Some people use those lead weights for plants until they take a hold in the gravel/sand. There is some debate whether they are safe for a tank. I personally don't use them.

It might be that some of your fish are uprooting them. Other than that, try to push them in about an inch and press gravel around the stem. I can get annoying, especially if your tank is pretty deep. You will also have more trouble if you have bigger and/or faster fish in there as the will be bumping into the plants and they will keep coming up.

Really, no advice there, just keep at it. Maybe someone has developed a better system out there...
 
I'm fairly new to plants, never had much success with them. But the last lot I got seem to be doing ok. Falcon is right, I dropped my new plants (with the lead weight) to the bottom of the tank, and they have now started to root themselves into the gravel. I'll wait a litte longer til the roots look well established, then remove the lead weight.

If you just stick the stem into the gravel as soon as you get the plant, it'll rot then die.
 
Anacharis stinks as a rooted plant. Yes, it'll grow "roots," but they are worthless IME. You'll be better served by using anacharis as a floating plant.
 
I find anachris to be easier than most stems, I make sure the bottom inch or so is clipped clean (sometimes I'll leave a few leaf bases as barbs) and the stuff it into the substrate. Within a couple of days it has pretty good roots, which hold well enough.
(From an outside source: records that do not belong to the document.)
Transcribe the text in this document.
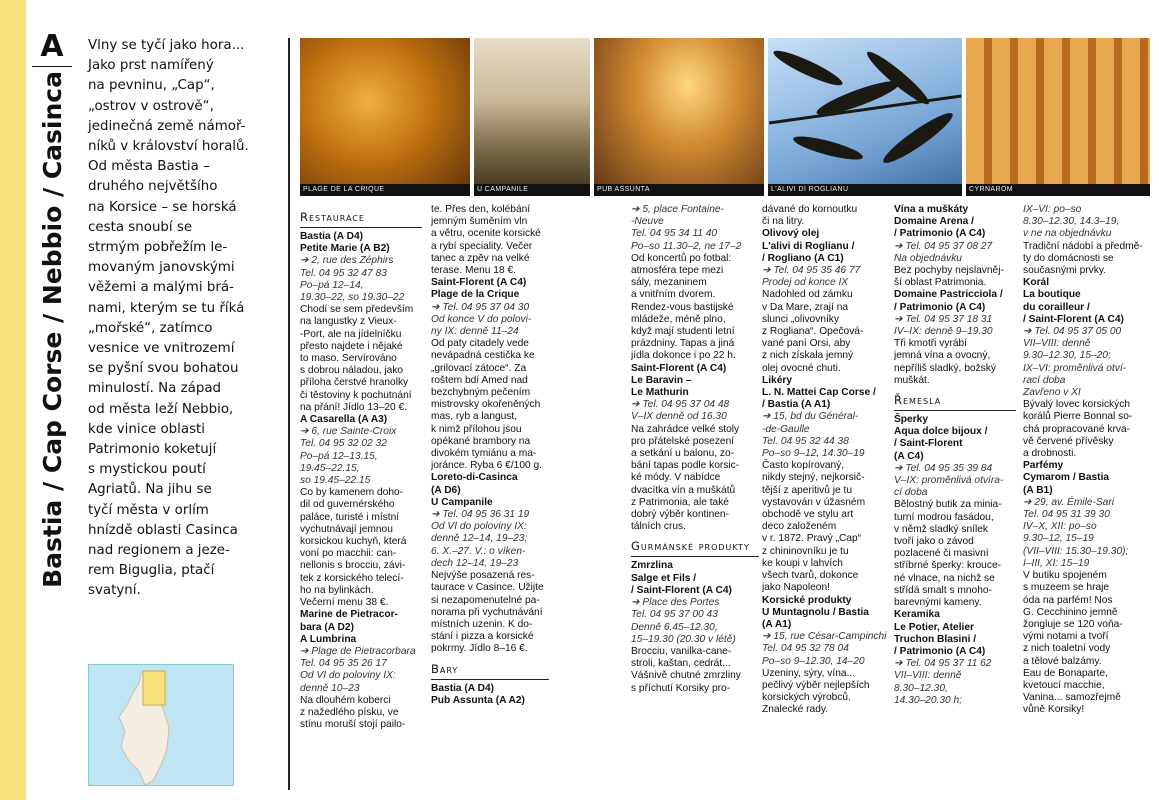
A
Bastia / Cap Corse / Nebbio / Casinca
Vlny se tyčí jako hora...
Jako prst namířený
na pevninu, „Cap“,
„ostrov v ostrově“,
jedinečná země námoř-
níků v království horalů.
Od města Bastia –
druhého největšího
na Korsice – se horská
cesta snoubí se
strmým pobřežím le-
movaným janovskými
věžemi a malými brá-
nami, kterým se tu říká
„mořské“, zatímco
vesnice ve vnitrozemí
se pyšní svou bohatou
minulostí. Na západ
od města leží Nebbio,
kde vinice oblasti
Patrimonio koketují
s mystickou poutí
Agriatů. Na jihu se
tyčí města v orlím
hnízdě oblasti Casinca
nad regionem a jeze-
rem Biguglia, ptačí
svatyní.
PLAGE DE LA CRIQUE	U CAMPANILE	PUB ASSUNTA	L'ALIVI DI ROGLIANU	CYRNAROM
Restaurace
Bastia (A D4)
Petite Marie (A B2)
➔ 2, rue des Zéphirs
Tel. 04 95 32 47 83
Po–pá 12–14,
19.30–22, so 19.30–22
Chodí se sem především
na langustky z Vieux-
-Port, ale na jídelníčku
přesto najdete i nějaké
to maso. Servírováno
s dobrou náladou, jako
příloha čerstvé hranolky
či těstoviny k pochutnání
na přání! Jídlo 13–20 €.
A Casarella (A A3)
➔ 6, rue Sainte-Croix
Tel. 04 95 32 02 32
Po–pá 12–13.15,
19.45–22.15,
so 19.45–22.15
Co by kamenem doho-
dil od guvernérského
paláce, turisté i místní
vychutnávají jemnou
korsickou kuchyň, která
voní po macchii: can-
nellonis s brocciu, závi-
tek z korsického telecí-
ho na bylinkách.
Večerní menu 38 €.
Marine de Pietracor-
bara (A D2)
A Lumbrina
➔ Plage de Pietracorbara
Tel. 04 95 35 26 17
Od VI do poloviny IX:
denně 10–23
Na dlouhém koberci
z nažedlého písku, ve
stínu moruší stojí pailo-
te. Přes den, kolébání
jemným šuměním vln
a větru, ocenite korsické
a rybí speciality. Večer
tanec a zpěv na velké
terase. Menu 18 €.
Saint-Florent (A C4)
Plage de la Crique
➔ Tel. 04 95 37 04 30
Od konce V do polovi-
ny IX: denně 11–24
Od paty citadely vede
nevápadná cestička ke
„grilovací zátoce“. Za
roštem bdí Amed nad
bezchybným pečením
mistrovsky okořeněných
mas, ryb a langust,
k nimž přílohou jsou
opékané brambory na
divokém tymiánu a ma-
joránce. Ryba 6 €/100 g.
Loreto-di-Casinca
(A D6)
U Campanile
➔ Tel. 04 95 36 31 19
Od VI do poloviny IX:
denně 12–14, 19–23;
6. X.–27. V.: o víken-
dech 12–14, 19–23
Nejvýše posazená res-
taurace v Casince. Užijte
si nezapomenutelné pa-
norama při vychutnávání
místních uzenin. K do-
stání i pizza a korsické
pokrmy. Jídlo 8–16 €.
Bary
Bastia (A D4)
Pub Assunta (A A2)
➔ 5, place Fontaine-
-Neuve
Tel. 04 95 34 11 40
Po–so 11.30–2, ne 17–2
Od koncertů po fotbal:
atmosféra tepe mezi
sály, mezaninem
a vnitřním dvorem.
Rendez-vous bastijské
mládeže, méně plno,
když mají studenti letní
prázdniny. Tapas a jiná
jídla dokonce i po 22 h.
Saint-Florent (A C4)
Le Baravin –
Le Mathurin
➔ Tel. 04 95 37 04 48
V–IX denně od 16.30
Na zahrádce velké stoly
pro přátelské posezení
a setkání u balonu, zo-
bání tapas podle korsic-
ké módy. V nabídce
dvacítka vín a muškátů
z Patrimonia, ale také
dobrý výběr kontinen-
tálních crus.
Gurmánské produkty
Zmrzlina
Salge et Fils /
/ Saint-Florent (A C4)
➔ Place des Portes
Tel. 04 95 37 00 43
Denně 6.45–12.30,
15–19.30 (20.30 v létě)
Brocciu, vanilka-cane-
stroli, kaštan, cedrát...
Vášnivě chutné zmrzliny
s příchutí Korsiky pro-
dávané do kornoutku
či na litry.
Olivový olej
L'alivi di Roglianu /
/ Rogliano (A C1)
➔ Tel. 04 95 35 46 77
Prodej od konce IX
Nadohled od zámku
v Da Mare, zrají na
slunci „olivovníky
z Rogliana“. Opečová-
vané paní Orsi, aby
z nich získala jemný
olej ovocné chuti.
Likéry
L. N. Mattei Cap Corse /
/ Bastia (A A1)
➔ 15, bd du Général-
-de-Gaulle
Tel. 04 95 32 44 38
Po–so 9–12, 14.30–19
Často kopírovaný,
nikdy stejný, nejkorsič-
tější z aperitivů je tu
vystavován v úžasném
obchodě ve stylu art
deco založeném
v r. 1872. Pravý „Cap“
z chininovníku je tu
ke koupi v lahvích
všech tvarů, dokonce
jako Napoleon!
Korsické produkty
U Muntagnolu / Bastia
(A A1)
➔ 15, rue César-Campinchi
Tel. 04 95 32 78 04
Po–so 9–12.30, 14–20
Uzeniny, sýry, vína...
pečlivý výběr nejlepších
korsických výrobců.
Znalecké rady.
Vína a muškáty
Domaine Arena /
/ Patrimonio (A C4)
➔ Tel. 04 95 37 08 27
Na objednávku
Bez pochyby nejslavněj-
ší oblast Patrimonia.
Domaine Pastricciola /
/ Patrimonio (A C4)
➔ Tel. 04 95 37 18 31
IV–IX: denně 9–19.30
Tři kmotři vyrábí
jemná vína a ovocný,
nepříliš sladký, božský
muškát.
Řemesla
Šperky
Aqua dolce bijoux /
/ Saint-Florent
(A C4)
➔ Tel. 04 95 35 39 84
V–IX: proměnlivá otvíra-
cí doba
Bělostný butik za minia-
turní modrou fasádou,
v němž sladký snílek
tvoří jako o závod
pozlacené či masivní
stříbrné šperky: krouce-
né vlnace, na nichž se
střídá smalt s mnoho-
barevnými kameny.
Keramika
Le Potier, Atelier
Truchon Blasini /
/ Patrimonio (A C4)
➔ Tel. 04 95 37 11 62
VII–VIII: denně
8.30–12.30,
14.30–20.30 h;
IX–VI: po–so
8.30–12.30, 14.3–19,
v ne na objednávku
Tradiční nádobí a předmě-
ty do domácnosti se
současnými prvky.
Korál
La boutique
du corailleur /
/ Saint-Florent (A C4)
➔ Tel. 04 95 37 05 00
VII–VIII: denně
9.30–12.30, 15–20;
IX–VI: proměnlivá otví-
rací doba
Zavřeno v XI
Bývalý lovec korsických
korálů Pierre Bonnal so-
chá propracované krva-
vě červené přívěsky
a drobnosti.
Parfémy
Cymarom / Bastia
(A B1)
➔ 29, av. Émile-Sari
Tel. 04 95 31 39 30
IV–X, XII: po–so
9.30–12, 15–19
(VII–VIII: 15.30–19.30);
I–III, XI: 15–19
V butiku spojeném
s muzeem se hraje
óda na parfém! Nos
G. Cecchinino jemně
žongluje se 120 voňa-
vými notami a tvoří
z nich toaletní vody
a tělové balzámy.
Eau de Bonaparte,
kvetoucí macchie,
Vanina... samozřejmě
vůně Korsiky!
It is a stem and never gets he grip that most plants do, but it stays rooted in all of my tanks after a couple of days. one of those tanks houses some pretty unfriendly monsters. my Primary complaint with anachris is that it isn't a good floating plant because it close to neutrally bouyant, and any water movement send it down through the tank to wrap around something.
I kind of wonder if Timmain42 and I are growing the same kind of anachris :joke:
Dave
 
We probably are. I've noticed significant differences in the same plant stock when I move it to a similar-but-not-same-condition tank, which is why I threw that "IME" in there. :)
 
interesting.... my anacharis havn't really rooted at all. I have a pretty strong current on them - I have a penguin 200b right above them, maybe i should put my rock there and put them out of harms way. I also have a big gravel substrate, they were sitting in the tank when i dug it out of storage. I'm probably going to switch that at some point, i'm going to have to empty the tank for big move(fortunately i think i have convinced my parents to start an aquarium of their own and take my fish).

so my question is now: how important is the substrate?
 
Depends on what you want to grow. Stem and rosette plants will do much better, generally, with a rich substrate (and hey, it doesn't have to be Flourite or Onxy, Schultz's Aqualic Soil from Home Depot -$7 for 10#- will work too). If you're just growing attached ferns, anubias or pelia, natural gravel should be just fine.